This article is part of our special report Towards sustainable development goals.
SPECIAL REPORT/ The United Nations has drawn up a list of 169 targets to replace the Millennium Development Goals, which expire at the end of this year. Experts have warned that this will stretch development budgets too far, and not provide value for money. EURACTIV France reports.
The 17 Sustainable Development Goals (SDGs) and the 169 targets defined by the United Nations (UN) will be presented for adoption at the organisation’s New York summit in September.
But the new SDGs, which will follow on from the Millennium Development Goals (MDGs), are not to everyone’s taste. Critics argue that quality should not be sacrificed for quantity.
The sheer scale of the proposed objectives has already drawn criticism from many quarters. “We can say they are ambitious, too ambitious perhaps, when you consider the failures of the last 15 years,” a source from the NGO Aide et Action stated, in reference to the moderate success of the Millennium Development Goals. The MDGs were just eight goals and 21 targets.

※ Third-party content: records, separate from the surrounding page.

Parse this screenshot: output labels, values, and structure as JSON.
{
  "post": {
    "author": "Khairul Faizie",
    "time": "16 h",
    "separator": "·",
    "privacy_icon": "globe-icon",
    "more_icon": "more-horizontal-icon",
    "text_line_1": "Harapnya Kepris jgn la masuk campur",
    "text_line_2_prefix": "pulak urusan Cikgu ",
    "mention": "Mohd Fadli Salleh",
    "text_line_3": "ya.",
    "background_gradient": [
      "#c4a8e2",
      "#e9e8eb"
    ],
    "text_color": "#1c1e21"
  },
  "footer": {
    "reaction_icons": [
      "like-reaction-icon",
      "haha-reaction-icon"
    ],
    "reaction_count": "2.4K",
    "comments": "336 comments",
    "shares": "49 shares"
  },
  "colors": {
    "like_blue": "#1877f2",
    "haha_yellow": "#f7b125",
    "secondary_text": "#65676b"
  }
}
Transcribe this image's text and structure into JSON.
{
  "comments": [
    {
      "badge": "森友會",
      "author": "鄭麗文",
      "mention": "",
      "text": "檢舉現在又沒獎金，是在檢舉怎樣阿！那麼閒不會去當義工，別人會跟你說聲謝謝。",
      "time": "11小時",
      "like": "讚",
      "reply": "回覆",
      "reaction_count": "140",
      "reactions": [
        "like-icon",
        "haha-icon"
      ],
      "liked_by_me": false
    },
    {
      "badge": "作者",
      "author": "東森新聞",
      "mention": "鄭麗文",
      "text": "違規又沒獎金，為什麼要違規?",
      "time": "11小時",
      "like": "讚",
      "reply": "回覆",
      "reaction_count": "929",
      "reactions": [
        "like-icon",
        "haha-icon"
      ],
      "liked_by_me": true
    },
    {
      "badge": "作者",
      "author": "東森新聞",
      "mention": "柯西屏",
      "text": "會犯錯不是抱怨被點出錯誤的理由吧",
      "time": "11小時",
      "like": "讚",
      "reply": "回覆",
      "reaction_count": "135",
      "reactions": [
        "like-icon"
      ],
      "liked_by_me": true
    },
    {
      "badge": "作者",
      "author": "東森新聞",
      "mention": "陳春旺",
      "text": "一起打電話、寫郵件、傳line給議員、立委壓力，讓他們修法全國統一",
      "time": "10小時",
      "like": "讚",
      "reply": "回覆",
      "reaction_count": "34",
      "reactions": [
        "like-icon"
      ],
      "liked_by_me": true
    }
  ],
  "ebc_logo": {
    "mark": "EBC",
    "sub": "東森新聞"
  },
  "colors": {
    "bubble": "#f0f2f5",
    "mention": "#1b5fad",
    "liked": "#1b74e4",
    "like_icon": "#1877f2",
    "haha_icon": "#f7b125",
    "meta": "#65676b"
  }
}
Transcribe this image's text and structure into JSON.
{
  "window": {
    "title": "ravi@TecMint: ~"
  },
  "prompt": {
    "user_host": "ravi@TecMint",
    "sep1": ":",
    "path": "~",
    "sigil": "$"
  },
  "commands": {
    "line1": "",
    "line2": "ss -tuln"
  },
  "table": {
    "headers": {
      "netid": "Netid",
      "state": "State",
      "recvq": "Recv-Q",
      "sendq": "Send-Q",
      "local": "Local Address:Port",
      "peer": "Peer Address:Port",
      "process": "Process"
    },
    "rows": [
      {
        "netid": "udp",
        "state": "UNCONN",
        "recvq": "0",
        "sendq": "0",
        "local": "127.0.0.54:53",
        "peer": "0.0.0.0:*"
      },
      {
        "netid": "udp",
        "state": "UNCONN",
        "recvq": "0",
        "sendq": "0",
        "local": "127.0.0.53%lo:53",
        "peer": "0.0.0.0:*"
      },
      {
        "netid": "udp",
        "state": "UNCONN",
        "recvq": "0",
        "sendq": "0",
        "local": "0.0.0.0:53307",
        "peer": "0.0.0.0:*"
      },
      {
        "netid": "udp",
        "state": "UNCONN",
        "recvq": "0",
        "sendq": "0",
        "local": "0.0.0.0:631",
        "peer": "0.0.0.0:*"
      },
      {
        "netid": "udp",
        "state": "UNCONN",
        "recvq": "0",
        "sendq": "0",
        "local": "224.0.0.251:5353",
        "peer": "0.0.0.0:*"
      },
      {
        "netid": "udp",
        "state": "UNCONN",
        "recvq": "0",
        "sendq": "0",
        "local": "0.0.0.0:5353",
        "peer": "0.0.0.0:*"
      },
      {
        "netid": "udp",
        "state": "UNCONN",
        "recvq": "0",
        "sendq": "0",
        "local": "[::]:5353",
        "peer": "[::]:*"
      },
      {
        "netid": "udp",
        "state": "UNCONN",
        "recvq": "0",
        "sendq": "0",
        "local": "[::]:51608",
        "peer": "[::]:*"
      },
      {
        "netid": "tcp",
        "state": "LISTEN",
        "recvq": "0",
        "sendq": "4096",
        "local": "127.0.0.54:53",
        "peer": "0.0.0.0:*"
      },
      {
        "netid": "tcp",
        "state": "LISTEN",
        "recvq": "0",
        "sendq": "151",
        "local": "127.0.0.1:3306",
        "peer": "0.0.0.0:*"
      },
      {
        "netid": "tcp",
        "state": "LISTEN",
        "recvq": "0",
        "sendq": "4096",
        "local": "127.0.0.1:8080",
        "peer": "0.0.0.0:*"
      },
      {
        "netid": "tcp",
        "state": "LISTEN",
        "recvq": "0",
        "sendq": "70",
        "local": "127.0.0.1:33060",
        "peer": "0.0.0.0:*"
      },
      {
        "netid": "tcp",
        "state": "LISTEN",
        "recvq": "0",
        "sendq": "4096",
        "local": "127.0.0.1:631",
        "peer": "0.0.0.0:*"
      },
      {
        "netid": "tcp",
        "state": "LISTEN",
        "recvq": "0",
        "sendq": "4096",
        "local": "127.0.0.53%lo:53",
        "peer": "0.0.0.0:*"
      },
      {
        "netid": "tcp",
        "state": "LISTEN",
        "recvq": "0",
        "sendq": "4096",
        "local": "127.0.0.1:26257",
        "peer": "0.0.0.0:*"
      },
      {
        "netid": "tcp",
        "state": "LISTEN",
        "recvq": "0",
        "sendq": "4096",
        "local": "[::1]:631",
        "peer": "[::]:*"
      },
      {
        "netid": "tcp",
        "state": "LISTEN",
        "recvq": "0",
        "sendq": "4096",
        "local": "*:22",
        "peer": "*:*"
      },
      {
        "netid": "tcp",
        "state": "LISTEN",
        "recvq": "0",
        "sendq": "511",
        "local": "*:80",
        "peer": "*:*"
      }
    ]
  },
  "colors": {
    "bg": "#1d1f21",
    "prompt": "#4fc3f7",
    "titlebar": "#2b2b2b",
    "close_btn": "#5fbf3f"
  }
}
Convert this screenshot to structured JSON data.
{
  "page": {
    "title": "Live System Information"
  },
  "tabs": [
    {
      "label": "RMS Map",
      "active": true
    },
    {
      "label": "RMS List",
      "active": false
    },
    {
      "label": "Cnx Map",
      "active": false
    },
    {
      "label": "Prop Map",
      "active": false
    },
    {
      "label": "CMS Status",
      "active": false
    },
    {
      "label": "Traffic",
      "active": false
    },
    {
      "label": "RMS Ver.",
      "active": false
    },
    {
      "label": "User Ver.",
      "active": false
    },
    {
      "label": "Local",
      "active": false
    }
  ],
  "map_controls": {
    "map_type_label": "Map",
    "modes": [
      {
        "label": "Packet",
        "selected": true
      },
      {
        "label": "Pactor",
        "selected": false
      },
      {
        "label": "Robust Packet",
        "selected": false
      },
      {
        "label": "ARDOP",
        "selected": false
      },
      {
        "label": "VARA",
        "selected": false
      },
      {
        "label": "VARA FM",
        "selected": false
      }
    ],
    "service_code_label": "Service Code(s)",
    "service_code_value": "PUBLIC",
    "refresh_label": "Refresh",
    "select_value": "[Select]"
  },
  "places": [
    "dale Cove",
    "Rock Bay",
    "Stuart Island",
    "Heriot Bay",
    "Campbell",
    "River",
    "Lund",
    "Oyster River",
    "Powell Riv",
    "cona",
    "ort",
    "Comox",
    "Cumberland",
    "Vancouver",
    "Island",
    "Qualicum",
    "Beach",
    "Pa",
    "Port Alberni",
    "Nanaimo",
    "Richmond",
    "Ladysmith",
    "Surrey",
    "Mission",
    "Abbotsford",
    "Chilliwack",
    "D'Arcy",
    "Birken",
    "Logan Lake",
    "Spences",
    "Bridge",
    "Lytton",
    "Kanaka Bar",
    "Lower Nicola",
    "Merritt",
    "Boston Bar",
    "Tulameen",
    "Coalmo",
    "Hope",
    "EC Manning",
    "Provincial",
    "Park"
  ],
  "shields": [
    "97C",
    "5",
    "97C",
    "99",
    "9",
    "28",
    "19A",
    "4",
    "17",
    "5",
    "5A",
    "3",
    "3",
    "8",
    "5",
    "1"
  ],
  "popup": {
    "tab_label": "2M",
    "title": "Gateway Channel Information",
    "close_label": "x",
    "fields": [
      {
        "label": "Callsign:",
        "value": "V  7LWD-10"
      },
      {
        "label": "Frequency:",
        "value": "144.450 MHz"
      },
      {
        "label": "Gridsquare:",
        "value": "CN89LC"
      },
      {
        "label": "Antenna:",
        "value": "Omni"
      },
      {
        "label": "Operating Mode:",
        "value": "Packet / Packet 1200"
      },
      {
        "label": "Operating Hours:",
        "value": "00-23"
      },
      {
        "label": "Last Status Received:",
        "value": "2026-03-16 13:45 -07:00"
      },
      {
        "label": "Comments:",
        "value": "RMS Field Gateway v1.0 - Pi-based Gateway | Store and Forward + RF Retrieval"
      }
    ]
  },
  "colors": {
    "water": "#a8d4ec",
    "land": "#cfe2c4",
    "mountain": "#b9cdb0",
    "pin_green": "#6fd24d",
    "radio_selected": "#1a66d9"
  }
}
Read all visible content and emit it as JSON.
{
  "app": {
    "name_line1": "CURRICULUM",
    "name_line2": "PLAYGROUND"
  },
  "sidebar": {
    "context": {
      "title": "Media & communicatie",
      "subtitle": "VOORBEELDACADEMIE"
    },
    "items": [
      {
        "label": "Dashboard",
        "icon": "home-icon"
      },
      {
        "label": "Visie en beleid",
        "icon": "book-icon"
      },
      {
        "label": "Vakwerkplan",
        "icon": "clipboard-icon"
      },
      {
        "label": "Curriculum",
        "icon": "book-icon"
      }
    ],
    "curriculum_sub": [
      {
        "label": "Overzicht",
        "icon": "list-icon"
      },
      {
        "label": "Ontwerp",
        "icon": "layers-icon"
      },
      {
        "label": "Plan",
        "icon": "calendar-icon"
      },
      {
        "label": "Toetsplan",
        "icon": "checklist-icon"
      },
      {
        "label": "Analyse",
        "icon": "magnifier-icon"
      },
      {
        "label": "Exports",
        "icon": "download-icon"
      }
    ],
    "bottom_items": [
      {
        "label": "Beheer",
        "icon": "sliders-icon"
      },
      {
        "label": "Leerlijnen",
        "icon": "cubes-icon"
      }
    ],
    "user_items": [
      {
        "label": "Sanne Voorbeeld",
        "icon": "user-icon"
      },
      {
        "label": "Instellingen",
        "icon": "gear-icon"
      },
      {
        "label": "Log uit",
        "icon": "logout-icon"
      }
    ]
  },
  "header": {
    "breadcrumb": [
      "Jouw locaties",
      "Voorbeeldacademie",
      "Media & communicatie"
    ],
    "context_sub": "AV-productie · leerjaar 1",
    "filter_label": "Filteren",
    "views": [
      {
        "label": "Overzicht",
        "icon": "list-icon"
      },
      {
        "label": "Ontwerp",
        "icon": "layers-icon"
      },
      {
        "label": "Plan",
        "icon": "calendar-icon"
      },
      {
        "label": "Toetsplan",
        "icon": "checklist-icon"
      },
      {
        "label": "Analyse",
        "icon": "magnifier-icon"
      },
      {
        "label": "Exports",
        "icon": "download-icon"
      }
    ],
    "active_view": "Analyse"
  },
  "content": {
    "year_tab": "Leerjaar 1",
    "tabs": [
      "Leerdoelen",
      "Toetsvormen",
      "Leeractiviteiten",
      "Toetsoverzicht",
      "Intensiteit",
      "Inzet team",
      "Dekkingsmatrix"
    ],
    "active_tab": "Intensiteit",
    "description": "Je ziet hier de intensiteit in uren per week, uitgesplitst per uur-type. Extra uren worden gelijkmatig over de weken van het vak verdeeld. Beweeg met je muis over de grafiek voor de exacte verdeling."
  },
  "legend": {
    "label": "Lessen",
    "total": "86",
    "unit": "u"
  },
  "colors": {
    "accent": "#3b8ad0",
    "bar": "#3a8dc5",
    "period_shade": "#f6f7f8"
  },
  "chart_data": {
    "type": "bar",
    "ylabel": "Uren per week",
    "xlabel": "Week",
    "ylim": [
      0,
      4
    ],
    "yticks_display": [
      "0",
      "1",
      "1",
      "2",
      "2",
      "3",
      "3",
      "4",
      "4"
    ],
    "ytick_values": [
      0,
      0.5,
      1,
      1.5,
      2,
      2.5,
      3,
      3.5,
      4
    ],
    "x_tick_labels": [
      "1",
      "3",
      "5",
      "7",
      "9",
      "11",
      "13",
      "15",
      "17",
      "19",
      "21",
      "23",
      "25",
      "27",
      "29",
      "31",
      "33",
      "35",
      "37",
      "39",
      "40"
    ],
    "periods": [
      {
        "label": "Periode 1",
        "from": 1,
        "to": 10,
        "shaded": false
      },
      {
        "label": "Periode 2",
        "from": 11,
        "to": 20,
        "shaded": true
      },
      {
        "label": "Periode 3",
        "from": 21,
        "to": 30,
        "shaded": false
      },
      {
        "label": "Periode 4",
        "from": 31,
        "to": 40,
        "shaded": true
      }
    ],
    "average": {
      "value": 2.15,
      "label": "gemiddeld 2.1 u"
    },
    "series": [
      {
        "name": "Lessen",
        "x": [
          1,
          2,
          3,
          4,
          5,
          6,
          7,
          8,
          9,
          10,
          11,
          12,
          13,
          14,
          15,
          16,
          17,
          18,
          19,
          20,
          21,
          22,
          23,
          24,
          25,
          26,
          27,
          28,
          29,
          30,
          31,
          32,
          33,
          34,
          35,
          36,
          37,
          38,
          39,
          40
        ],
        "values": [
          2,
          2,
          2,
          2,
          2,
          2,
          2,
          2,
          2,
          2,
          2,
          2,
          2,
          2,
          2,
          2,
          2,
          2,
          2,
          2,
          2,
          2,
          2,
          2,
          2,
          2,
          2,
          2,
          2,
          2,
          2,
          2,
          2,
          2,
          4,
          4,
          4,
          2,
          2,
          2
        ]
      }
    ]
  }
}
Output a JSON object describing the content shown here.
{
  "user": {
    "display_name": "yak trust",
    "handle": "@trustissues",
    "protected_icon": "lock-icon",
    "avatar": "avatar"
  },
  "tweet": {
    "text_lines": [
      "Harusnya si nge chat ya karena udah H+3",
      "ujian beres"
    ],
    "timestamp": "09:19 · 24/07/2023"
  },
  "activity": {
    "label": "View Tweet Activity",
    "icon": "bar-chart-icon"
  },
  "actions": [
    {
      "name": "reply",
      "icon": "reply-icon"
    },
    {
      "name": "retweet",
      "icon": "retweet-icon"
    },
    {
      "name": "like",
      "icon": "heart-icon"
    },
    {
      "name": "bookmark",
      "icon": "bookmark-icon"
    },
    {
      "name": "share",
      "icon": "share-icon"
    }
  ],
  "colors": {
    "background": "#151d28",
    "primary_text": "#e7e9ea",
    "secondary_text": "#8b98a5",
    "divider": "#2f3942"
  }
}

The new SDGs are not only more numerous, but also more complex and more difficult to implement than their predecessors. One side effect of this abundant new list of targets may be to reduce the priority of issues like poverty, nutrition and education, which were the backbone of the previous MDGs.
Bjørn Lomborg, the founder of Copenhagen Consensus Centre, said, “Promising everything to everyone gives us no direction. Having 169 priorities is like having none at all.”
Another concern is the extent of the finances needed in order to achieve such a long list of targets. Estimated at $135 to $195 billion per year for the eradication of poverty, and $5 to $7 trillion a year for infrastructure investments, the cost of the new SDGs would massively exceed the current global development aid budget.
19 alternative goals
Sceptical of the extremely broad scope of the SDGs, the Copenhagen Consensus Centre, in partnership with economic experts, including several Nobel laureates, industry, NGO and UN representatives, has come up with a more focused list of 19 alternative goals.
By focusing on the most cost-efficient post-2015 objectives, the think tank’s less ambitious list aims to obtain maximum value for money from limited development budgets. “If we spend money on targets that do little good, that money can’t be spent on targets that will do a lot of good. Yes, our list of targets will not solve all the world’s problems, but neither will any list under realistic budgets,” Lomborg explained.
According to the panel of experts, if the United Nations adopted the list of 19 priorities, every dollar it invested would bring an economic, social or environmental return of $32. The return currently predicted by the UN is a more modest $7 for every dollar invested.
According to Lomborg, “Being smart about spending could be better than doubling or quadrupling the aid budget.”
Environmental objectives, like ending fossil fuel subsidies, figure highly among the think tank’s “smart” spending priorities.
Ending fossil fuel subsidies would cost $37 billion per year, but would also help cut CO2 emissions and free up $548 billion of public money worldwide. This windfall could be reinvested in healthcare.
Fighting pandemic diseases is not only a central priority of the MDGs, but has also proved to be a highly efficient economic investment. Cutting deaths from tuberculosis by 90% would save 1.3 million lives per year, for an estimated cost of just $8 billion.
The Danish think tank also criticised certain goals for their low yield.
Reducing the number of people living on less than $1.25 a day to zero by 2030 is one such goal. The experts concluded that a less ambitious target of 3% would be more economically efficient.